Conveyancing fraud, also known as ‘Friday afternoon fraud’, involves a criminal hacking into the email system of either a solicitor or a client and intercepting emails relating to a house purchase.

The fraudster will then wait for the exact moment to ‘spoof’ an email purporting to be from the solicitor letting the client know where to send the house purchase monies.

By the time the fraud has been alerted to the authorities, it is usually much too late to do anything about it.

This is exactly what happened in the case of first-time-buyer Howard Mollett.

According to Action Fraud, the UK’s anti-fraud body, Mr Mollett was communicating with his solicitor by email from the USA, before being intercepted by fraudsters.

After letting his solicitor know that he had encountered a problem while attempting to make the payment, it had emerged that a fraudster had intercepted the email chain and sent him an email that requested that he send the money to an alternative account.

It later emerged that the charity worker had unknowingly sent some £74,000 to fraudsters.

Commenting on the case, Action Fraud said conveyancers should always make clients aware of ‘Friday afternoon fraud’ and how to spot the signs of fraud taking place.

Action Fraud added: “Victims should contact their bank as soon as they become aware that they’ve been tricked and ask them to contact the receiving bank and freeze the account.”

How to avoid conveyancing fraud: a guide for clients (From Action Fraud)

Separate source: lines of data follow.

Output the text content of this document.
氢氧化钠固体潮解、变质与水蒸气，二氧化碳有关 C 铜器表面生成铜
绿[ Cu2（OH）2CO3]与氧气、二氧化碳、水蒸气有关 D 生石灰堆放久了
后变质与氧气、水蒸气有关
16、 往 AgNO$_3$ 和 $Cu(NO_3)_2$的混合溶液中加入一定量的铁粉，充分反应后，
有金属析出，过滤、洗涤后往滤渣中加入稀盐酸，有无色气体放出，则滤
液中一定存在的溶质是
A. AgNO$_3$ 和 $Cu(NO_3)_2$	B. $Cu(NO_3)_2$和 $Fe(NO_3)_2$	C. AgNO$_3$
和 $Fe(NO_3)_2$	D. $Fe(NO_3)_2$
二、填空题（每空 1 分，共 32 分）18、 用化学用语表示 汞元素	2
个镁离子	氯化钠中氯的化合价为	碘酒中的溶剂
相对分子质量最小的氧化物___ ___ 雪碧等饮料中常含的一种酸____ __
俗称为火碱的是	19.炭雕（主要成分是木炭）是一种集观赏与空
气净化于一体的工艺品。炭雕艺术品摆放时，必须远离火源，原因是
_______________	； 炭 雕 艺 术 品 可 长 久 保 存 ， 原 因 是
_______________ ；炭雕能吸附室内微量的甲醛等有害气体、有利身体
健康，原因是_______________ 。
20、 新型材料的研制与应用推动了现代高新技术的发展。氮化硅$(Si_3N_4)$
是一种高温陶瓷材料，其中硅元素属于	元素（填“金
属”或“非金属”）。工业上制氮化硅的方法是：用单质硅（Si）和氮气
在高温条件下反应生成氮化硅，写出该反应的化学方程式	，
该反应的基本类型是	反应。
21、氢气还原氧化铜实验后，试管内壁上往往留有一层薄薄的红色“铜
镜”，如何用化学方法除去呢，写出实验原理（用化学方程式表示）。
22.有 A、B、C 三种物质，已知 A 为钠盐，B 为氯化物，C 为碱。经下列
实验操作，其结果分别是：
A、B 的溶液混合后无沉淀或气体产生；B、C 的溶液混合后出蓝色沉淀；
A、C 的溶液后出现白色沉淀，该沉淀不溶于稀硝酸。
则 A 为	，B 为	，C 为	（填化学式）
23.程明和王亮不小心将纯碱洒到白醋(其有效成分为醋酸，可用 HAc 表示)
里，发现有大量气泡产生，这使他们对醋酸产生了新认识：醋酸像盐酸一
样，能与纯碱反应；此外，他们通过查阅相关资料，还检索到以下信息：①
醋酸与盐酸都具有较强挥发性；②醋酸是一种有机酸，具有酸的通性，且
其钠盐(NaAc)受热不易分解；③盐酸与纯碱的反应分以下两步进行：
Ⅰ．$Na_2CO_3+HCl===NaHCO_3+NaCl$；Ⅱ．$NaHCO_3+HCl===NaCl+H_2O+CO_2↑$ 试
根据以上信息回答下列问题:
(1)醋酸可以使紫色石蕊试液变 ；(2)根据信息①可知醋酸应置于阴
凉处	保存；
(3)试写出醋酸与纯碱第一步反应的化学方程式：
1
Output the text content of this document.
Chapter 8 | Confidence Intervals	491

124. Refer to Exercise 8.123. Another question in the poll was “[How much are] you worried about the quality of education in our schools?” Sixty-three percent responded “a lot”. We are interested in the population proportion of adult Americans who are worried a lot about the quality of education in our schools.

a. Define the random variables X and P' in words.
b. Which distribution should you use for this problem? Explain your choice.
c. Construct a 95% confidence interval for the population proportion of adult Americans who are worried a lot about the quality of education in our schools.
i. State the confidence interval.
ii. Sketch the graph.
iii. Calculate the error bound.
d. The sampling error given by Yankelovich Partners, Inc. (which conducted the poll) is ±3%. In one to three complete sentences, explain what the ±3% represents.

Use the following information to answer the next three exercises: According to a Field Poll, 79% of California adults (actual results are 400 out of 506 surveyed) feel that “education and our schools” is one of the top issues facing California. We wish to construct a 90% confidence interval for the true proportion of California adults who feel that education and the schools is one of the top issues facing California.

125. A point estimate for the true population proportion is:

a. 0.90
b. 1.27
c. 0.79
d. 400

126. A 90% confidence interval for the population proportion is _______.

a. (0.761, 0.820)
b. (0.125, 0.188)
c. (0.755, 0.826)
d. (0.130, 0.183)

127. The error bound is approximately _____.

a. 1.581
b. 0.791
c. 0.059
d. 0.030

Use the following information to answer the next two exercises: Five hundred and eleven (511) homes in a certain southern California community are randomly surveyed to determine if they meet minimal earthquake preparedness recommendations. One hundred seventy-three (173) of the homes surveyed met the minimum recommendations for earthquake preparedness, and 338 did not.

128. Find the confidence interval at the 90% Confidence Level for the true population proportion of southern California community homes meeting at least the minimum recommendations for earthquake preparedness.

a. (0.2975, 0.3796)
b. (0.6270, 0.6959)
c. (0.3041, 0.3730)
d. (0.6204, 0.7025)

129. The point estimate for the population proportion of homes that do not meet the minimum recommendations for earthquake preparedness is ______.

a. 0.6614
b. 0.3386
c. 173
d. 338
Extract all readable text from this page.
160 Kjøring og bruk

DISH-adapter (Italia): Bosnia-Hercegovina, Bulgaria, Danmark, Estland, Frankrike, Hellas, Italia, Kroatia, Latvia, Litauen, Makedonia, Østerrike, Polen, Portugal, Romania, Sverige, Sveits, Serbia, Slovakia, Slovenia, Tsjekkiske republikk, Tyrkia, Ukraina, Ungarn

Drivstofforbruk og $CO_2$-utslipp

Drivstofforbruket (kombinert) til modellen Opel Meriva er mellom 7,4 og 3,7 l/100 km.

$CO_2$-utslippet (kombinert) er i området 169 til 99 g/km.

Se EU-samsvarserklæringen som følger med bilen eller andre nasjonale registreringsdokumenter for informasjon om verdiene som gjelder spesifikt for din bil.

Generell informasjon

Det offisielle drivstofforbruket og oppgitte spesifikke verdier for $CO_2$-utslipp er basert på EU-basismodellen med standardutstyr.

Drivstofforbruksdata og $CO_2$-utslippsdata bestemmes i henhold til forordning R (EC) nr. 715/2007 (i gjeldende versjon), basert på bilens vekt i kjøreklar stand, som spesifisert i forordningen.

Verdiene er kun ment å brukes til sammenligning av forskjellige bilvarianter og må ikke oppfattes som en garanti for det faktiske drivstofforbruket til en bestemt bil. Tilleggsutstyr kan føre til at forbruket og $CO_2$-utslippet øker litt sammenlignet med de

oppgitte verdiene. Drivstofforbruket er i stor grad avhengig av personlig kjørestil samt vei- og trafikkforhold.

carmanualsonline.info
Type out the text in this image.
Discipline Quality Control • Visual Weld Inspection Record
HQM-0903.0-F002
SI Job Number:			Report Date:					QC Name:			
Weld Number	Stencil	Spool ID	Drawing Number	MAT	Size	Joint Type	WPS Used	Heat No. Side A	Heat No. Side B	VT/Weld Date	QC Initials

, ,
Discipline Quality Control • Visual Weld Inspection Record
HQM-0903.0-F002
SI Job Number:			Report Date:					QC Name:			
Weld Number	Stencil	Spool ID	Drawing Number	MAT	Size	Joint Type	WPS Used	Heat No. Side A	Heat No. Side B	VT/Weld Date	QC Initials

  • Get bank details from your solicitor either in person or over the phone at the start of the conveyancing process. Ask them to confirm the details by post.
  • Always check the bank details and do not feel pressured into changing any details. If you receive an email stating a change in the bank details don’t be afraid to question its authenticity. Check the email address carefully and if in doubt use a trusted phone number to check the information is correct.
  • Avoid using public Wi-Fi systems to check emails when house purchases are being made. Fraudsters can easily hack into vulnerable Wi-Fi systems.
  • Avoid posting on social media about buying/selling your house or getting a mortgage. Fraudsters may get hold of this information and know the next step is a large financial transaction.
  • Make sure you have strong passwords for your accounts and have anti-virus software installed on your devices. To create a strong password, simply choose three random words. Numbers and symbols can still be used if needed.